Living With Your Diagnosis
Most patients with mesothelioma have shortness of breath and chest wall pain. The cancer tends to spread locally to nearby structures. Mesothelioma can involve the ribs, spinal column, esophagus, and heart. As the disease advances, patients report increasing shortness of breath, fatigue, and fevers with cough and pneumonia. Most patients die of pneumonia and breathing problems. Survival time ranges anywhere from 4 months to slightly longer than 1 year.

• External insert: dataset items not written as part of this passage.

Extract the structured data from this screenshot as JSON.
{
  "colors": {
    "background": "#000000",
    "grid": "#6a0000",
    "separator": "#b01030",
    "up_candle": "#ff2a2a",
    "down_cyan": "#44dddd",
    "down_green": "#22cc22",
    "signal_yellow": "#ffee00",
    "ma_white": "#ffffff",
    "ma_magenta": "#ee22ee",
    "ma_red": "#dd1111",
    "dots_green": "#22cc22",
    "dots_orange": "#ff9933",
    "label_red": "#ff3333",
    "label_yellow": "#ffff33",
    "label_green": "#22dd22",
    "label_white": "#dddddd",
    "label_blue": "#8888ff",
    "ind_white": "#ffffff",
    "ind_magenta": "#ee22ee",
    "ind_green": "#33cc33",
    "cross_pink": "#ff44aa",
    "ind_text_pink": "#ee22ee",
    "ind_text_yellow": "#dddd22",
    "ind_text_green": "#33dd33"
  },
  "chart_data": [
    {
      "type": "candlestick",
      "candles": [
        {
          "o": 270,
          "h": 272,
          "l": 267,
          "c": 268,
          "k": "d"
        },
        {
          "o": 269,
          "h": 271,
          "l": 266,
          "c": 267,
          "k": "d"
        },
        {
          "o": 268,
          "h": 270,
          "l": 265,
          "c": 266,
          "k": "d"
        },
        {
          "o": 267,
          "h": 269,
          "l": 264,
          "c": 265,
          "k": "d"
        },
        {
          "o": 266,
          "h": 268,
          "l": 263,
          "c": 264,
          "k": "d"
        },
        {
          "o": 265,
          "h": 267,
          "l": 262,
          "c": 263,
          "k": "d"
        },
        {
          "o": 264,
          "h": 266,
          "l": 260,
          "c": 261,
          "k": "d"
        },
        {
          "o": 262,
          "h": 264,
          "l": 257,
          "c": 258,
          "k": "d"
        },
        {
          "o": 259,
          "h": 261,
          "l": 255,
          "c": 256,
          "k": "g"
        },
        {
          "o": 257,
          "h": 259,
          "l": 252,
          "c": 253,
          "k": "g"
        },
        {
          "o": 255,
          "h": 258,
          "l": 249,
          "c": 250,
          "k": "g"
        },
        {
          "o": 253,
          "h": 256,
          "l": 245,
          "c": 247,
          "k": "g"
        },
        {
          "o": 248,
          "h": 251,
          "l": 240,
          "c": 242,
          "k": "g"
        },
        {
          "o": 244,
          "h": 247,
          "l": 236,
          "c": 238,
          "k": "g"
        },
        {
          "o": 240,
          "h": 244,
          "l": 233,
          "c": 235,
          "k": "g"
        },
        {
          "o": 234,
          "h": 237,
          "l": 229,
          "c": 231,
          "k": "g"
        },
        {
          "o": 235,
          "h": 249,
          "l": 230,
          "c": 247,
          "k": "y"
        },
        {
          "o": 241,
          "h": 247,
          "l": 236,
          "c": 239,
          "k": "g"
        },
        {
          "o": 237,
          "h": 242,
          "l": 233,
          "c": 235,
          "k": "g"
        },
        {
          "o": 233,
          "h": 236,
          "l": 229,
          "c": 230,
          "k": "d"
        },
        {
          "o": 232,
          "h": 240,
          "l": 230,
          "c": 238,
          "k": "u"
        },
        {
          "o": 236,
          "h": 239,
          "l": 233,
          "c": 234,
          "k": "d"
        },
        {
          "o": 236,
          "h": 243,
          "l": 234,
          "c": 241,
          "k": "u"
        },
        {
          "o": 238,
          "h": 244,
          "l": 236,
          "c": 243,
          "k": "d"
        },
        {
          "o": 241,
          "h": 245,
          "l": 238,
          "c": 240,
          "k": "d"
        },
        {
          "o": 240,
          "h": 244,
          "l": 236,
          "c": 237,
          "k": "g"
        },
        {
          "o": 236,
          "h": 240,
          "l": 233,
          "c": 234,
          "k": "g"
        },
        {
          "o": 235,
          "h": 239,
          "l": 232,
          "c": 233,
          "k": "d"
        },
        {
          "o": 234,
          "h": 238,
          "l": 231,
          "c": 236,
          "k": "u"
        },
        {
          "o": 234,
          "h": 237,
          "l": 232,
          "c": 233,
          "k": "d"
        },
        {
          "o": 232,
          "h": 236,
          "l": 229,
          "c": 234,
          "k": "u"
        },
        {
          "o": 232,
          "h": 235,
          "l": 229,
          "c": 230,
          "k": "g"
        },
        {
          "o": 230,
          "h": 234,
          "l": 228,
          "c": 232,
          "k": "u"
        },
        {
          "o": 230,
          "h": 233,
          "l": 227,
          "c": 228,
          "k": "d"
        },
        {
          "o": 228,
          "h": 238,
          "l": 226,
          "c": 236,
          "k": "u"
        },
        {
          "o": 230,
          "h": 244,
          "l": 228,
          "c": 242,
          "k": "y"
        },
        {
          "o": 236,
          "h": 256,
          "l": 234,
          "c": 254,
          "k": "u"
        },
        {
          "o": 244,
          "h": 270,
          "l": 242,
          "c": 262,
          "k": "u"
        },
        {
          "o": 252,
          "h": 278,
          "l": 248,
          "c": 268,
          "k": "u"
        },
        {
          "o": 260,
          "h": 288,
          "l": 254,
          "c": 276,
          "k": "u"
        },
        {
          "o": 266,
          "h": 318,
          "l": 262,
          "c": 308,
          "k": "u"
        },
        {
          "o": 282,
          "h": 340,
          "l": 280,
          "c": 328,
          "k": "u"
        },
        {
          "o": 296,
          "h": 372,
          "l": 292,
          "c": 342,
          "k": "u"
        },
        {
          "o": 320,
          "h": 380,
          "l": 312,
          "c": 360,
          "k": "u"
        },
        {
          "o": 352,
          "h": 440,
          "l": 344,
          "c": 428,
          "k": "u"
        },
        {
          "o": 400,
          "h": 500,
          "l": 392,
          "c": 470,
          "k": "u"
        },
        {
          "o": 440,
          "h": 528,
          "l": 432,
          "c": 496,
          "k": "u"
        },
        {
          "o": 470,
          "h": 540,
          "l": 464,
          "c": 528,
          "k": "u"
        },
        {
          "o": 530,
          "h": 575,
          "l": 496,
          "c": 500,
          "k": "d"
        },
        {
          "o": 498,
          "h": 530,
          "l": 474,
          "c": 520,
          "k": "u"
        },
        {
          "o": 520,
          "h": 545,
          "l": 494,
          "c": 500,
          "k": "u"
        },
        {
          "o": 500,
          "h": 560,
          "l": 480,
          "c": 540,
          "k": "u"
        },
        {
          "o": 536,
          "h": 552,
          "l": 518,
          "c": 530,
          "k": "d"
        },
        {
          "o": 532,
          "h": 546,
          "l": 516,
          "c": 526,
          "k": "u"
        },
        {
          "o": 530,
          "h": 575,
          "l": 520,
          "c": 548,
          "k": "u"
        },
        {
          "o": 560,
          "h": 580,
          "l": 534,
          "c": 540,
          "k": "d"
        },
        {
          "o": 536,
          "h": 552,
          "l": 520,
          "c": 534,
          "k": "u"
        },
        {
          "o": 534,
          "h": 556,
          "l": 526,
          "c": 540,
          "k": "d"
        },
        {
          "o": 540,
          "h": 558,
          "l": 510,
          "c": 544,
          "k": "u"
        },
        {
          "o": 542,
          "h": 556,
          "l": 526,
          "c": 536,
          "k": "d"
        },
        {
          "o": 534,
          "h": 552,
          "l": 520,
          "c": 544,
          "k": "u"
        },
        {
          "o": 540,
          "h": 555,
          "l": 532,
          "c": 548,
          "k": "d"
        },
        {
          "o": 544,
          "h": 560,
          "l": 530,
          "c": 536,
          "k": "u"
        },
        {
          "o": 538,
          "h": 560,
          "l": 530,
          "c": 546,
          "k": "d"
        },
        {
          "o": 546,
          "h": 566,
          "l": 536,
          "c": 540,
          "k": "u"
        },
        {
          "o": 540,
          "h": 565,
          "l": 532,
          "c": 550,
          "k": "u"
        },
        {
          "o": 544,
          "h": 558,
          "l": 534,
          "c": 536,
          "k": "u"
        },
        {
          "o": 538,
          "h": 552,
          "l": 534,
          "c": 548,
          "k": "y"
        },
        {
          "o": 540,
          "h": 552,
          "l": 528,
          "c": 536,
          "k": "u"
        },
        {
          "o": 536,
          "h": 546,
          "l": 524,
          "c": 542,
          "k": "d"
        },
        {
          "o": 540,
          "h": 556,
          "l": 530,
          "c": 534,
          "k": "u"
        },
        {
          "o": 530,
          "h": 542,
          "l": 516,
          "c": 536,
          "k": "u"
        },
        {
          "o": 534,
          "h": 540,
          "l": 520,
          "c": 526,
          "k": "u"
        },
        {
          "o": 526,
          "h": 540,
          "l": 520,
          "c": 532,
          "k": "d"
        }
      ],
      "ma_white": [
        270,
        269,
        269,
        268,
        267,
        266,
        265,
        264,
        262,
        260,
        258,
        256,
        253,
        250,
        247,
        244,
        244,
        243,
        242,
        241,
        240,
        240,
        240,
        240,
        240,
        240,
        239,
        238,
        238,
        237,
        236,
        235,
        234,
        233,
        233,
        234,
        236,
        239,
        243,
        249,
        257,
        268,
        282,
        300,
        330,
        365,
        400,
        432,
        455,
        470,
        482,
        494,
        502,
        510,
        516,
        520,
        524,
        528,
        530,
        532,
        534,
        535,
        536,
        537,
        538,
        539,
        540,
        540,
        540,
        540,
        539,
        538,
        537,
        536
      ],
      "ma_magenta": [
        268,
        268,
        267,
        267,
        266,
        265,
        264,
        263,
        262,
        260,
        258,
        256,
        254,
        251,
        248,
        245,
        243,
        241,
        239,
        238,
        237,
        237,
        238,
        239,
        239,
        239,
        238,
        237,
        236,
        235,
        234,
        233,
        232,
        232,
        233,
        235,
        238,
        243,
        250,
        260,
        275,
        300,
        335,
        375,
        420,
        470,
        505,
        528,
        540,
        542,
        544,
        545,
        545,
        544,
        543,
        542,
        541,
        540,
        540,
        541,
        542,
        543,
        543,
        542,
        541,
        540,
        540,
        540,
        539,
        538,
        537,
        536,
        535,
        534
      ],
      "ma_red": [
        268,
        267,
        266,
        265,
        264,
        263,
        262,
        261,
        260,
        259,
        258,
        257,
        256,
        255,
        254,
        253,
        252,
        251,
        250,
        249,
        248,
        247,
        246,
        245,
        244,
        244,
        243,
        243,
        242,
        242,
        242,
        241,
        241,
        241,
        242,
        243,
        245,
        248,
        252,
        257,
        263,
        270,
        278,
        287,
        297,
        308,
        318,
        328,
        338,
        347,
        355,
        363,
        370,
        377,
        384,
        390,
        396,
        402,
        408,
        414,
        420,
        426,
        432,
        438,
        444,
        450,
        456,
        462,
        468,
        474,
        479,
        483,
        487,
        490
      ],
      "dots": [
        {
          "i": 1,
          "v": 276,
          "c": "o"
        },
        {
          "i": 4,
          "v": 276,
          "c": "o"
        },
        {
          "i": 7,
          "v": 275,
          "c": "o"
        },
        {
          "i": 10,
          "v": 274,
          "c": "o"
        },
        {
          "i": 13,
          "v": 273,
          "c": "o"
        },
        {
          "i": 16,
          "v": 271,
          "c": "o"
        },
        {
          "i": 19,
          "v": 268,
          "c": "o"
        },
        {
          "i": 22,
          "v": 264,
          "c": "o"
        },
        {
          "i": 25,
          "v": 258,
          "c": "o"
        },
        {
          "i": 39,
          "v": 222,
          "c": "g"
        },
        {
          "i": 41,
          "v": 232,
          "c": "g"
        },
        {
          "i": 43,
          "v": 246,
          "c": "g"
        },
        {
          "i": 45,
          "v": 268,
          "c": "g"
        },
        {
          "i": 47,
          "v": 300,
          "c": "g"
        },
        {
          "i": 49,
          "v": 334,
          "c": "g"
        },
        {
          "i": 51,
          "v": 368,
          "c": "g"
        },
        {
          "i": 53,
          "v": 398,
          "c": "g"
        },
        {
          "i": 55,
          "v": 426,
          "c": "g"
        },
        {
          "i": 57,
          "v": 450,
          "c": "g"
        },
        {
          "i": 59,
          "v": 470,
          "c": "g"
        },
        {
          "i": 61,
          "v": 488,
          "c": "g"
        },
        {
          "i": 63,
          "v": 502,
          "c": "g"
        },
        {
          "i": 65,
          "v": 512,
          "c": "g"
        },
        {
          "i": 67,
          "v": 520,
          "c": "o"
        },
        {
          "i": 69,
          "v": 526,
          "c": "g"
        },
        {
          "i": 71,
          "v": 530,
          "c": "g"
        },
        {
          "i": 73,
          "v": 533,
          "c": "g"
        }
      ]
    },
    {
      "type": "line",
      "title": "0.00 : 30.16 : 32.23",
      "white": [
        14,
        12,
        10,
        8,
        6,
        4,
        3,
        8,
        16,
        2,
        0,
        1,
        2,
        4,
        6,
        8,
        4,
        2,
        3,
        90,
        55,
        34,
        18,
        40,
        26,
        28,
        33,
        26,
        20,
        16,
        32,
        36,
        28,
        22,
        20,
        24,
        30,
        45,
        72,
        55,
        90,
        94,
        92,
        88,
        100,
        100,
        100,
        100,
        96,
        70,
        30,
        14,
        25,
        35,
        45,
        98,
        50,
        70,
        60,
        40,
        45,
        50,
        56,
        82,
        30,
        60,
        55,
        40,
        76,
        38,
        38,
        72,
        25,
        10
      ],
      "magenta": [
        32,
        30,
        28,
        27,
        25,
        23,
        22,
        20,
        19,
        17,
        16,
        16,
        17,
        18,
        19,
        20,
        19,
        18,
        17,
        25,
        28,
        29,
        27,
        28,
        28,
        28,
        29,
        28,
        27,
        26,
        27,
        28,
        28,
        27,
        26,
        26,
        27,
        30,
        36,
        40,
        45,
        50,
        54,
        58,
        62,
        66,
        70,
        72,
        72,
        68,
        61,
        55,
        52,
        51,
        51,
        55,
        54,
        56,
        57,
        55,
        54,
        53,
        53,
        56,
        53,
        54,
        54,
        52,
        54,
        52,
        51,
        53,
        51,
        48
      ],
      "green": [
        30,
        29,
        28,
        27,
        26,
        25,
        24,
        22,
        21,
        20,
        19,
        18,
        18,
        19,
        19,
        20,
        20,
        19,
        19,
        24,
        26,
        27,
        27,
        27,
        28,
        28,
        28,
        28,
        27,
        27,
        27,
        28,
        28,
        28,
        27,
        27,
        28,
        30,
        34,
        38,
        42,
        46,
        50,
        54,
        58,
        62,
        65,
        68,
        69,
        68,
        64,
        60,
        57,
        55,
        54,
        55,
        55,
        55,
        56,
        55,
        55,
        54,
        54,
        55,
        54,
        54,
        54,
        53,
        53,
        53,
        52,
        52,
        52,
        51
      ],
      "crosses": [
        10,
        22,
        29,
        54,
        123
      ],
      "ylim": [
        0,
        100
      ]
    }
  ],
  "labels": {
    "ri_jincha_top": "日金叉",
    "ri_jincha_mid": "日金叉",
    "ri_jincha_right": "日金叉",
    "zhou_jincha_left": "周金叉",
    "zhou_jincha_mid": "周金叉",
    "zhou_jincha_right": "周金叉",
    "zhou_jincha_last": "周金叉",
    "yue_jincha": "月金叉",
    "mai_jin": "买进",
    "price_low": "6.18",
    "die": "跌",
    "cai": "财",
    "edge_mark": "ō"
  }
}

A definite diagnosis must be made to exclude other, possibly curable forms of cancer with a similar presentation. If the biopsy tissue does not allow a definite diagnosis, a second biopsy or open lung biopsy can be performed by a surgeon. Bronchoscopy (examination with a lighted scope passed into the breathing tubes) is performed to look for possible lung cancer (not mesothelioma) as the diagnosis. Magnetic resonance imaging (MRI) or computed tomography (CT) of the chest can be performed to determine the extent of the cancer. This helps in staging of the disease and determining whether the cancer has spread. Stage I means the cancer is on one side of the chest and involves only the lining of lung, not the lung itself. Stage II means the cancer has invaded the esophagus, heart, or opposite lung. Stage III means the cancer has penetrated below the diaphragm (the muscle that separates the chest from the abdomen). Stage IV means the cancer has spread to distant parts of the body. Treatment options include surgical, radiation, and chemotherapy. Surgical treatment is limited to stage I disease and involves removing the lining of the lung (pleurectomy). In a more radical operation, the surgeon removes the lining of the lung, the lung, the lining of the heart, and the diaphragm (extrapleural pneumonectomy). Some reports show that about 25% of patients survive 2 years after this treatment. The effectiveness of radiation and chemotherapy is not well known. The decision to use these therapies should be made between you and your oncologist.

The DOs
• Seek advice from large cancer referral centers concerning the treatment of mesotheliomas. Mesotheliomas usually are not curable, but certain treatment options have enabled people to live longer than if they had no treatment.
• Understand the difficulty in diagnosing this form of cancer. You must be sure of the diagnosis before proceeding with risky treatment.
• Ask for a second opinion on the pathologic interpretation of your biopsy specimen. The difficulty in diagnosing mesothelioma cannot be overemphasized.

The DON’Ts
• Do not forget the cause of mesothelioma in most cases is exposure to asbestos. Avoid working with asbestos and take proper precautions.
• Do not forget that asbestos can cause scarring of the lung (pulmonary fibrosis). Fifteen percent of patients with asbestos involvement of the lung
eventually have lung cancer, which is different from mesothelioma.
• Do not forget that the combination of asbestos and tobacco smoking markedly increases your risk for lung cancer.

When to Call Your Doctor
• If you notice blood in your phlegm.
• If you have a persistent cough.
• If you have shortness of breath.
• If you have chest pain.
• If you need emotional support.
• If you need referral to in-state or out-of-state cancer centers.